What is the InChIKey of 2-[methyl-[(5-methyl-3-pyridinyl)methyl]amino]benzenecarbothioamide?
The InChIKey is BADJCCPFPIYENG-UHFFFAOYSA-N. The full InChI is InChI=1S/C15H17N3S/c1-11-7-12(9-17-8-11)10-18(2)14-6-4-3-5-13(14)15(16)19/h3-9H,10H2,1-2H3,(H2,16,19).
What are the key properties of 2-[methyl-[(5-methyl-3-pyridinyl)methyl]amino]benzenecarbothioamide?
2-[methyl-[(5-methyl-3-pyridinyl)methyl]amino]benzenecarbothioamide has a molecular weight of 271.39 g/mol, XLogP of 2.66, 4 rotatable bonds, 1 hydrogen bond donors, and 3 hydrogen bond acceptors.

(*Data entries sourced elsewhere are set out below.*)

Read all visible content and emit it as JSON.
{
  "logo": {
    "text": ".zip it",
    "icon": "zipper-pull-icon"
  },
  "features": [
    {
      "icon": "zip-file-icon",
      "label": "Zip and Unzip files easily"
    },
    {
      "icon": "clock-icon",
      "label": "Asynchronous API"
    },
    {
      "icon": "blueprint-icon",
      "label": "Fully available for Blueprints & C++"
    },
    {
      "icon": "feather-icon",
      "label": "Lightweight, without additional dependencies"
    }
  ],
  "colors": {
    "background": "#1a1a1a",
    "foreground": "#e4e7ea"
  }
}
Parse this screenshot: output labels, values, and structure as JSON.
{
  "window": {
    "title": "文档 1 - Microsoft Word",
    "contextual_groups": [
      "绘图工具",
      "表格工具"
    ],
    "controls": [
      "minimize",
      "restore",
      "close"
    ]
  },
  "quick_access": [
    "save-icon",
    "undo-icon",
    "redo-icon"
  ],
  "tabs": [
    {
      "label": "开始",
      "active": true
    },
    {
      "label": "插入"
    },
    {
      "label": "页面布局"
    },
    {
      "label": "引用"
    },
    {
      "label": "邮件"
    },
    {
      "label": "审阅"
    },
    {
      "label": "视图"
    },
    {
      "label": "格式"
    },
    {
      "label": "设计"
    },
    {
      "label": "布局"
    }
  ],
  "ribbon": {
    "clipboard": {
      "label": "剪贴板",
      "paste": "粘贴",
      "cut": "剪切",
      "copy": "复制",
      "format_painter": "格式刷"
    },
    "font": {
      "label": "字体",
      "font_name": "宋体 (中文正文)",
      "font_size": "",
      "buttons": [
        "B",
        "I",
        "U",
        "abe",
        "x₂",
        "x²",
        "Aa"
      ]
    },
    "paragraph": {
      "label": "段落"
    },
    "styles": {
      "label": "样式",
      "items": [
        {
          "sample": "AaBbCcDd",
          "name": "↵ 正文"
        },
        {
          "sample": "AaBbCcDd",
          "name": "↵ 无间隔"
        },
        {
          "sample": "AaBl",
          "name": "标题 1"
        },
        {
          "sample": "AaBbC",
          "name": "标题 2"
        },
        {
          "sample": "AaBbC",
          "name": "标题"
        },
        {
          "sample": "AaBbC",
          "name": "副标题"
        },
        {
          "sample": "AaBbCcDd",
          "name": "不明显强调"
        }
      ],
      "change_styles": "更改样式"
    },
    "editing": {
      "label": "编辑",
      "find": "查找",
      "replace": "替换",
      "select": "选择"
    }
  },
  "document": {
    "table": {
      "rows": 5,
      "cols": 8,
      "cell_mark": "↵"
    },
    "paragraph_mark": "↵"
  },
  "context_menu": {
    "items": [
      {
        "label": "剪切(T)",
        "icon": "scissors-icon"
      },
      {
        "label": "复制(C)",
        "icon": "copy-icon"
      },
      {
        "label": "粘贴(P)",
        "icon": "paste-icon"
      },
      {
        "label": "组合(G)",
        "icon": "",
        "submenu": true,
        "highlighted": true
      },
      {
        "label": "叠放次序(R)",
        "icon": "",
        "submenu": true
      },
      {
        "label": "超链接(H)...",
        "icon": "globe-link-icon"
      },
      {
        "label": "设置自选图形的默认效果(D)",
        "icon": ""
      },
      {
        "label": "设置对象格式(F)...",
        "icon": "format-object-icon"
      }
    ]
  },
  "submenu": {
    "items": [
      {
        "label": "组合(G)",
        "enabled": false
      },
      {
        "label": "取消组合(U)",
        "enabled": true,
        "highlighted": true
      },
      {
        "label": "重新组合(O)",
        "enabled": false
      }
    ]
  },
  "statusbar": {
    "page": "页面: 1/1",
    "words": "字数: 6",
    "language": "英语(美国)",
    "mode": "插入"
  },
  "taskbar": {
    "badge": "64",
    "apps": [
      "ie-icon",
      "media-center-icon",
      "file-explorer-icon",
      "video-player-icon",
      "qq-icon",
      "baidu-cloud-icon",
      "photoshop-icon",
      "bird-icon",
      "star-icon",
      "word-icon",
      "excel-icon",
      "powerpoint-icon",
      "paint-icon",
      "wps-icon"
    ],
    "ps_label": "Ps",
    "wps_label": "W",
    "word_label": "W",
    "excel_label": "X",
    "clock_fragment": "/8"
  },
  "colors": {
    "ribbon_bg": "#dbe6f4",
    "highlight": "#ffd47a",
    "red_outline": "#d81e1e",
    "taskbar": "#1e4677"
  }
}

Where does this data come from?
All data for 2-[methyl-[(5-methyl-3-pyridinyl)methyl]amino]benzenecarbothioamide is sourced from PubChem (CID 102881207), the world's largest open chemistry database maintained by the National Library of Medicine (NIH).